Could you please see what I am doing wrong? Thanks, Amin.

sokrypton commented 1 year ago

Thanks for the report, the issue has been fixed in v1.1.1. But if you want to update your copy see: https://github.com/sokrypton/ColabDesign/commit/aa3ced63542d61b1b5ef2b58371b90e22f11cdde

amin-sagar commented 1 year ago

Thanks @sokrypton I updated to v1.1.1. This doesn't seem to completely solve the issue. The generated peptides still don't retain the amino acids at the biased positions. I printed out mut_seq from design_semigreedy and I see that each mutation cycle changes the amino acids. Maybe the mutate function is not considering the bias. As a test, if I mutate the fixed residues back after passing through the mutate function, it works.

for t in range(int(num_tries)):
        mut_seq = self._mutate(seq, plddt, logits=(seq_logits + self._inputs["bias"]))
        for fixaa in [1,8,15]:
            mut_seq[0,fixaa] = 4
        print (mut_seq)

I am trying to figure out what's happening but maybe it's instantly clear to you. Thanks again.

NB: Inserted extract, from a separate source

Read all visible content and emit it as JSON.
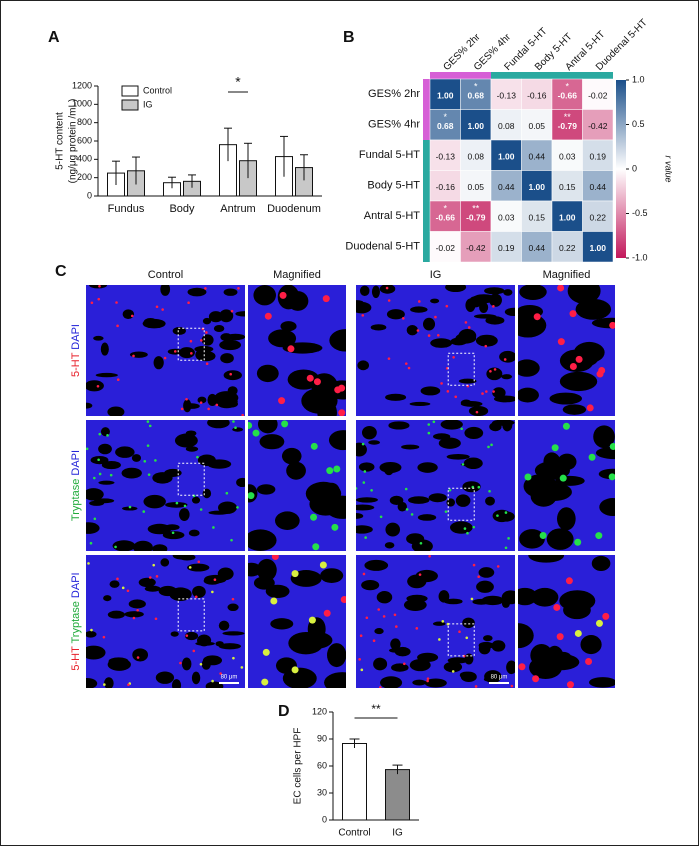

sokrypton commented 1 year ago

Should be fixed now! I tracked the bug down to predict() function, turns out when I was making a copy of the dictionary before/after prediction, the copy wasn't being made.

Please try again!

Suggested pipeline:

from colabdesign.af.alphafold.common import residue_constants
bias = np.zeros((af_model._binder_len,20))
# example: force first position to be proline
bias[0,residue_constants.restype_order["P"]] = 1e8

af_model.restart()
af_model.set_seq(bias=bias)
af_model.design_pssm_semigreedy()
amin-sagar commented 1 year ago

Thanks @sokrypton It works perfectly now. The residues are retained at the defined positions. I think I am experiencing the issue described in #85 I will post the results on that issue. Thanks again. Amin.